Note: Do I need to perform both steps 2 and 3 or is just one or the other okay?
Okay now I have the 256-bit key to do the encryption with. So I perform the encryption using AES, but here's yet another confusing part (the parameters).
I'm not really sure what are the different "modes" to use, apparently there's like CBC and EBC and a bunch of others
I also am not sure about the "Initialization Vector," do I just make one up and always use that one?
And then what about other options, what is PKCS7Padding?
For your initial points:
Using hexadecimals clearly splits the key size in half. Basically, you are using AES-128 security wise. Not that that is bad, but you might also go for AES-128 and use 16 bytes.
SHA-1 is relatively safe for key derivation, but it shouldn't be used directly because of the existence/creation of rainbow tables. For this you need a function like PBKDF2 which uses an iteration count and salt.
As for the solution:
You should not encrypt PIN's if that can be avoided. Please make sure your passwords are safe enough, allow pass phrases.

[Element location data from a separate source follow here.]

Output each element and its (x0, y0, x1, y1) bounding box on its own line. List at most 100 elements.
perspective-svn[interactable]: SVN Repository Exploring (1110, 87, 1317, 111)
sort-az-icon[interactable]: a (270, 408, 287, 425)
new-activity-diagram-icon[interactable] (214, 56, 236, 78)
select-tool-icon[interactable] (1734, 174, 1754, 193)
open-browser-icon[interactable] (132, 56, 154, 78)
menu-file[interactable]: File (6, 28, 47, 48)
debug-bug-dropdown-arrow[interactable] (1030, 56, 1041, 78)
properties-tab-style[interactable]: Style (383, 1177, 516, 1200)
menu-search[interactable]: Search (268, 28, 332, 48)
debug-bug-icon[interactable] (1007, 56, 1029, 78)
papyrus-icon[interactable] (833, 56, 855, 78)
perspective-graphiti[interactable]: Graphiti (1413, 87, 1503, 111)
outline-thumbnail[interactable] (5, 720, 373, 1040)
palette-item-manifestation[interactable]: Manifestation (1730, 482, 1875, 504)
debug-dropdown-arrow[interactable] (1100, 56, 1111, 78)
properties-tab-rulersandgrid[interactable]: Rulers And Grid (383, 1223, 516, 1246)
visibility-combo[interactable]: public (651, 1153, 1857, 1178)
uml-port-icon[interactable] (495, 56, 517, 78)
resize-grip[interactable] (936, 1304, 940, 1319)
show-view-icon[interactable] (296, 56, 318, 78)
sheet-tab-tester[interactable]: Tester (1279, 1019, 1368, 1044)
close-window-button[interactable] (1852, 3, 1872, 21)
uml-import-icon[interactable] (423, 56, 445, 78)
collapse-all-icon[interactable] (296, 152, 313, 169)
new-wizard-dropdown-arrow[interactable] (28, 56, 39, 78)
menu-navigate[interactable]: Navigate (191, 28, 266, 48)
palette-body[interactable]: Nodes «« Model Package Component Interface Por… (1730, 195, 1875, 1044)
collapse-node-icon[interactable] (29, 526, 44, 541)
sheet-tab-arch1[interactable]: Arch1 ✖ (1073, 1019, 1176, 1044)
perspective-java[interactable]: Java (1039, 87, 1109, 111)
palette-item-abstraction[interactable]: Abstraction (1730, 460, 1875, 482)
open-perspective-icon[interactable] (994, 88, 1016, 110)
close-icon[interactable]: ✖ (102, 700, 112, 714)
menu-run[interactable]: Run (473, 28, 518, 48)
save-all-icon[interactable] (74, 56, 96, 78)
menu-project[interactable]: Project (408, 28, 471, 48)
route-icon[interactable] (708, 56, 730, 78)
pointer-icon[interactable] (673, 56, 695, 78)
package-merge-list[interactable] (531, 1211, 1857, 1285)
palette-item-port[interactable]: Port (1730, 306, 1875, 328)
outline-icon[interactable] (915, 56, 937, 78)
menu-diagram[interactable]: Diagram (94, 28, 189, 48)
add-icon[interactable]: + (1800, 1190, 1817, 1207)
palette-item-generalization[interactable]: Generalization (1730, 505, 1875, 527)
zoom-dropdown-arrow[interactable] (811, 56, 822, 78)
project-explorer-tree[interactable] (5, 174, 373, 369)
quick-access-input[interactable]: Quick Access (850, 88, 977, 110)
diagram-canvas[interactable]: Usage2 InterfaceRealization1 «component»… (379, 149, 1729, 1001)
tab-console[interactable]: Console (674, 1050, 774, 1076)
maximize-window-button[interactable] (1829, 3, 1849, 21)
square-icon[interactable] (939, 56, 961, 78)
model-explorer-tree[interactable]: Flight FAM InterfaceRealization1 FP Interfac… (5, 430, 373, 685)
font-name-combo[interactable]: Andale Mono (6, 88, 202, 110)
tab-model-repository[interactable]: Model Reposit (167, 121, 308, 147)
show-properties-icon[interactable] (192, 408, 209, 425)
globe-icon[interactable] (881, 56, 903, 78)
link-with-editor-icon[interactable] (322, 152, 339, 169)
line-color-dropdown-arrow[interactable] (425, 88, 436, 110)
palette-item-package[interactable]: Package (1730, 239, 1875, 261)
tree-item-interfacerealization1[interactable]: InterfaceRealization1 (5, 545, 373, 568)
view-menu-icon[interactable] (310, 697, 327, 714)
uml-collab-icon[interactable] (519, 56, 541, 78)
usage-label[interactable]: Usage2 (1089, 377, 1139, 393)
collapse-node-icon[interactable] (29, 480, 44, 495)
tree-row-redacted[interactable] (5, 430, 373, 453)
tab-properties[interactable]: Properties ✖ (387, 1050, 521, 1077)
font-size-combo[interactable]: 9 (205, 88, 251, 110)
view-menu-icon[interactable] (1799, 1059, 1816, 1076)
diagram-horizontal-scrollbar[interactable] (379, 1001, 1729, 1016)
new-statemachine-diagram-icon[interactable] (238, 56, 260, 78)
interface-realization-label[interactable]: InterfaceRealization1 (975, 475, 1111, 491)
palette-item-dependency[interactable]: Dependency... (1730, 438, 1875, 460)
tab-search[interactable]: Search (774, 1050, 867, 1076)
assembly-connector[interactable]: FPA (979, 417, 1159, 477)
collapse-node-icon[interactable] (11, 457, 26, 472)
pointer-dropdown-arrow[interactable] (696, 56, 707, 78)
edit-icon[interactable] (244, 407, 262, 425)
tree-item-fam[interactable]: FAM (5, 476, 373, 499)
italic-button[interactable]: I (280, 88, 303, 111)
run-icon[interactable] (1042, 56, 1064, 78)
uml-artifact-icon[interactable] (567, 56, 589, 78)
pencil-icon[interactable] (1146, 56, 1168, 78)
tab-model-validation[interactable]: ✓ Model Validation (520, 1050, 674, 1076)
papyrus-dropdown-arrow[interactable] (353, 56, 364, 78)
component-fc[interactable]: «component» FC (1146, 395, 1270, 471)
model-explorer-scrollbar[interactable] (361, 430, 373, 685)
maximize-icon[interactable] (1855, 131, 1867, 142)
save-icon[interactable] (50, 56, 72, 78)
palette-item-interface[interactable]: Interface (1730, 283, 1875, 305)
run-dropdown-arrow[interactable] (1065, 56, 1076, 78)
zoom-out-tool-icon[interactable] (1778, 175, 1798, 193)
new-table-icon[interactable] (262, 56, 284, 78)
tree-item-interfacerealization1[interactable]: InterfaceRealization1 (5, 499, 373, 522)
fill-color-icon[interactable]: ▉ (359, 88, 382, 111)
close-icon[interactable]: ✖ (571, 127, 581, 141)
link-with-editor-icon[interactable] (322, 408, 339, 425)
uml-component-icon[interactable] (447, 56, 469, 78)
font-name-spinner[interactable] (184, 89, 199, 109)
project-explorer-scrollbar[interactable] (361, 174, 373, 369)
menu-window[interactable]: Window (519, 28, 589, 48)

Create a random number per password and save the salt (16 bytes) with the output of PBKDF2. The salt does not have to be secret, although you might want to include a system secret to add some extra security. The salt and password are hashed, so they may have any length to be compatible with PBKDF2.
No, you just save the secret generated by the PBKDF2, let the PBKDF2 generate more data when required.
Never use ECB (not EBC). Use CBC as minimum. Note that CBC encryption does not provide integrity checking (somebody might change the cipher text and you might never know it) or authenticity. For that, you might want to add an additional MAC, HMAC or use an encryption mode such as GCM. PKCS7Padding (identical to PKCS5Padding in most occurences) is a simple method of adding bogus data to get N * [blocksize] bytes, required by block wise encryption.
Don't forget to prepend a (random) IV to your cipher text in case you reuse your encryption keys. An IV is similar to a salt, but should be exactly [blocksize] bytes (16 for AES).